Eklat im Bundestag um Betreuungsgeld
15. Juni 2012Es ging um einen eher unbedeutenden Tagesordnungspunkt, zur Abstimmung stand ein Antrag der oppositionellen Sozialdemokraten zum Presse-Großhandel. Wie bei solchen Themen üblich, waren längst nicht alle Abgeordneten im Plenarsaal des Bundestages. Normalerweise ist das kein Problem. Doch dann waren die Mehrheiten unklar.
Bundestags-Vizepräsidentin Petra Pau von der Linkspartei, die zu diesem Zeitpunkt die Sitzung leitete, ordnete daraufhin eine Abstimmung durch den sogenannten Hammelsprung an. Dazu müssen zunächst alle Abgeordneten den Plenarsaal verlassen und dann durch eine Ja-Tür, eine Nein-Tür oder eine Enthaltungs-Tür wieder hereinkommen, wobei sie gezählt werden.
Beschlussunfähigkeit provoziert
Also gingen alle hinaus, aber die Abgeordneten der Opposition kamen nicht wieder herein. Da auch die Koalitions-Fraktionen längst nicht vollzählig waren, ergab die Auszählung, dass weniger als die Hälfte der Abgeordneten im Saal war. Damit war die Beschlussfähigkeit, die mehr als die Hälfte der Abgeordneten verlangt, offenkundig nicht mehr gegeben. Sitzungspräsidentin Pau beendete daraufhin, wie es die Geschäftsordnung des Bundestags verlangt, die Sitzung (Artikelbild).
Eigentlich hätte gut eine Stunde später die erste Lesung des Betreuungsgeld-Gesetzes beginnen sollen. Ihr hätten die Ausschuss-Beratungen folgen sollen und dann Ende Juni die Schlussabstimmung. Das Betreuungsgeld - also die Zahlung für Eltern, die ihre unter dreijährigen Kinder nicht in eine öffentliche Tagesbetreuung geben - wird von der Opposition heftig bekämpft. In ihren Augen fördert das Betreuungsgeld ein antiquiertes Familienmodell.

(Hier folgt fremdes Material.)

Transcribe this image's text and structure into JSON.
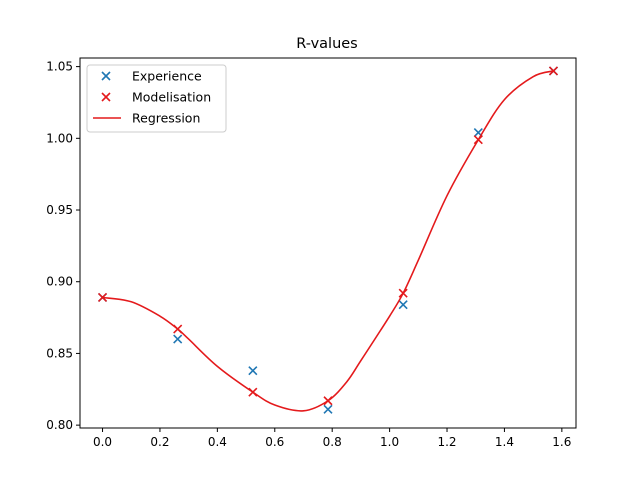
{
  "chart_data": {
    "type": "scatter",
    "title": "R-values",
    "xlabel": "",
    "ylabel": "",
    "xlim": [
      -0.0785,
      1.6493
    ],
    "ylim": [
      0.798,
      1.056
    ],
    "x_ticks": [
      0.0,
      0.2,
      0.4,
      0.6,
      0.8,
      1.0,
      1.2,
      1.4,
      1.6
    ],
    "x_tick_labels": [
      "0.0",
      "0.2",
      "0.4",
      "0.6",
      "0.8",
      "1.0",
      "1.2",
      "1.4",
      "1.6"
    ],
    "y_ticks": [
      0.8,
      0.85,
      0.9,
      0.95,
      1.0,
      1.05
    ],
    "y_tick_labels": [
      "0.80",
      "0.85",
      "0.90",
      "0.95",
      "1.00",
      "1.05"
    ],
    "grid": false,
    "legend_position": "upper-left",
    "legend": [
      "Experience",
      "Modelisation",
      "Regression"
    ],
    "series": [
      {
        "name": "Experience",
        "kind": "scatter",
        "marker": "x",
        "color": "#1f77b4",
        "x": [
          0.0,
          0.2618,
          0.5236,
          0.7854,
          1.0472,
          1.309,
          1.5708
        ],
        "y": [
          0.889,
          0.86,
          0.838,
          0.811,
          0.884,
          1.004,
          1.047
        ]
      },
      {
        "name": "Modelisation",
        "kind": "scatter",
        "marker": "x",
        "color": "#e41a1c",
        "x": [
          0.0,
          0.2618,
          0.5236,
          0.7854,
          1.0472,
          1.309,
          1.5708
        ],
        "y": [
          0.889,
          0.867,
          0.823,
          0.817,
          0.892,
          0.999,
          1.047
        ]
      },
      {
        "name": "Regression",
        "kind": "line",
        "color": "#e41a1c",
        "x": [
          0.0,
          0.1,
          0.2,
          0.2618,
          0.3,
          0.4,
          0.5236,
          0.6,
          0.7,
          0.7854,
          0.85,
          0.9,
          1.0,
          1.0472,
          1.1,
          1.2,
          1.309,
          1.4,
          1.5,
          1.5708
        ],
        "y": [
          0.889,
          0.886,
          0.876,
          0.867,
          0.86,
          0.841,
          0.823,
          0.814,
          0.81,
          0.817,
          0.83,
          0.845,
          0.876,
          0.892,
          0.915,
          0.96,
          0.999,
          1.027,
          1.043,
          1.047
        ]
      }
    ]
  }
}
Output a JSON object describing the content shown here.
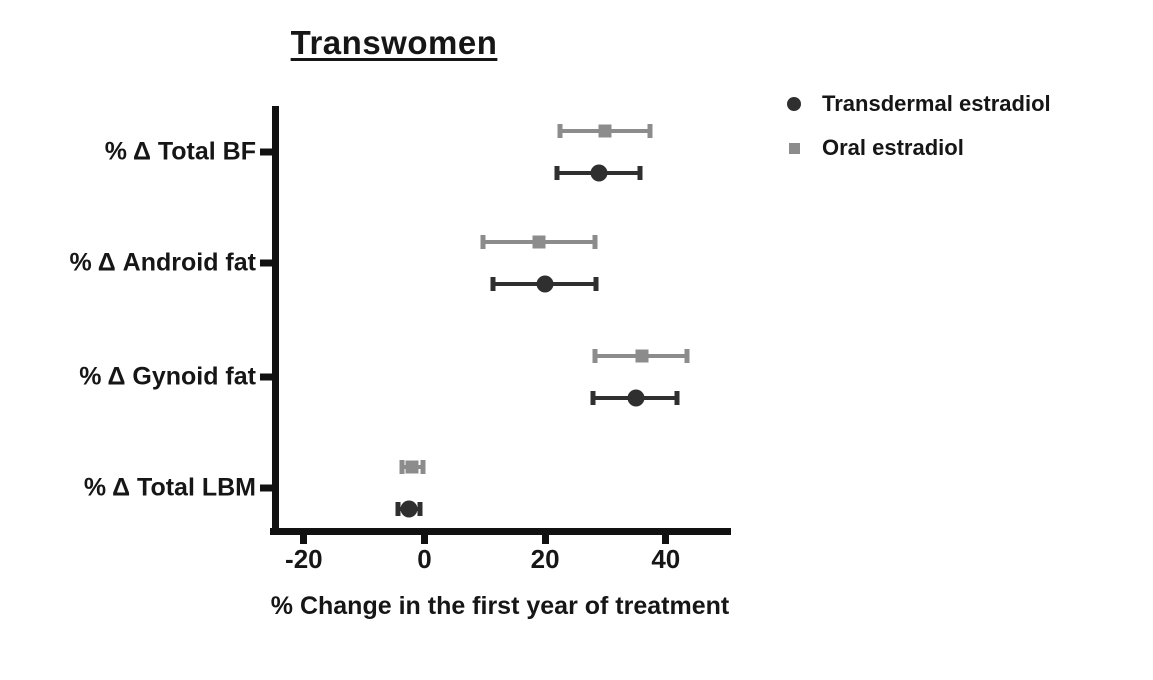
{
  "title": "Transwomen",
  "xlabel": "% Change in the first year of treatment",
  "colors": {
    "transdermal": "#2f2f2f",
    "oral": "#8c8c8c",
    "axis": "#111111"
  },
  "legend": {
    "items": [
      {
        "label": "Transdermal estradiol",
        "marker": "circle",
        "color": "#2f2f2f"
      },
      {
        "label": "Oral estradiol",
        "marker": "square",
        "color": "#8c8c8c"
      }
    ]
  },
  "chart_data": {
    "type": "scatter",
    "subtype": "forest-plot-horizontal-error-bars",
    "title": "Transwomen",
    "xlabel": "% Change in the first year of treatment",
    "ylabel": "",
    "categories": [
      "% Δ Total BF",
      "% Δ Android fat",
      "% Δ Gynoid fat",
      "% Δ Total LBM"
    ],
    "x_ticks": [
      "-20",
      "0",
      "20",
      "40"
    ],
    "xlim": [
      -25.5,
      50.5
    ],
    "grid": false,
    "legend_position": "upper-right-outside",
    "series": [
      {
        "name": "Oral estradiol",
        "marker": "square",
        "color": "#8c8c8c",
        "points": [
          {
            "category": "% Δ Total BF",
            "mean": 30,
            "lo": 22.5,
            "hi": 37.3
          },
          {
            "category": "% Δ Android fat",
            "mean": 19,
            "lo": 9.7,
            "hi": 28.2
          },
          {
            "category": "% Δ Gynoid fat",
            "mean": 36,
            "lo": 28.2,
            "hi": 43.5
          },
          {
            "category": "% Δ Total LBM",
            "mean": -2,
            "lo": -3.7,
            "hi": -0.3
          }
        ]
      },
      {
        "name": "Transdermal estradiol",
        "marker": "circle",
        "color": "#2f2f2f",
        "points": [
          {
            "category": "% Δ Total BF",
            "mean": 29,
            "lo": 22,
            "hi": 35.7
          },
          {
            "category": "% Δ Android fat",
            "mean": 20,
            "lo": 11.3,
            "hi": 28.5
          },
          {
            "category": "% Δ Gynoid fat",
            "mean": 35,
            "lo": 27.9,
            "hi": 41.8
          },
          {
            "category": "% Δ Total LBM",
            "mean": -2.6,
            "lo": -4.4,
            "hi": -0.8
          }
        ]
      }
    ]
  }
}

Heftige Kritik an der Opposition
In einer ersten Reaktion nannte der Generalsekretär der regierenden CDU, Herrmann Gröhe, das Verhalten der Opposition "schäbig". Sein Kollege von der bayerischen Schwesterpartei CSU konstatierte ein "kleines, dreckiges Foulspiel". Beide hoben hervor, dass weit mehr als die erforderliche Hälfte der Abgeordneten anwesend gewesen sei. Dass trotzdem absichtlich die Beschlussunfähigkeit herbeigeführt worden sei, sei unparlamentarisch.
Grünen-Fraktionsgeschäftsführer Volker Beck verwies dagegen darauf, dass viele Abgeordnete der Koalition zum Zeitpunkt der Abstimmung schon aus Berlin abgereist gewesen seien. "Die Opposition kann nicht die Mehrheiten für die Koalition garantieren", sagte Beck. Das Verhalten der Opposition rechtfertigte Beck auch dadurch, dass die Koalition zuvor mit einem Verfahrenstrick ein verkürztes Gesetzgebungsverfahren durchgesetzt habe. Damit habe sie ohne Not die "Rechte der Opposition auf Befragung und Beratung ignoriert". Diese verkürzte Gesetzgebung ist allerdings ein öfter gewähltes Verfahren, während die künstliche Herbeiführung der Beschlussunfähigkeit bisher nicht üblich war.
Zeitplan nicht mehr einzuhalten
Im Anschluss an den Eklat tagte der Ältestenrat des Bundestages, der aus den Fraktionsführungen und dem Parlamentspräsidium besteht. Und da kam heraus, dass die Union keine Sondersitzung mehr zur Verabschiedung des Betreuungsgeldes noch vor der parlamenarischen Sommerpause beantragen wird. Die erste Lesung des Gesetzentwurfes wird demnach in der letzten Sitzung vor der Sommerpause Ende Juni sein. Die Verabschiedung dürfte dann erst im September erfolgen. Gefährdet ist das Betreuungsgeld damit allerdings nicht, da es ohnehin erst ab 2013 ausgezahlt werden soll.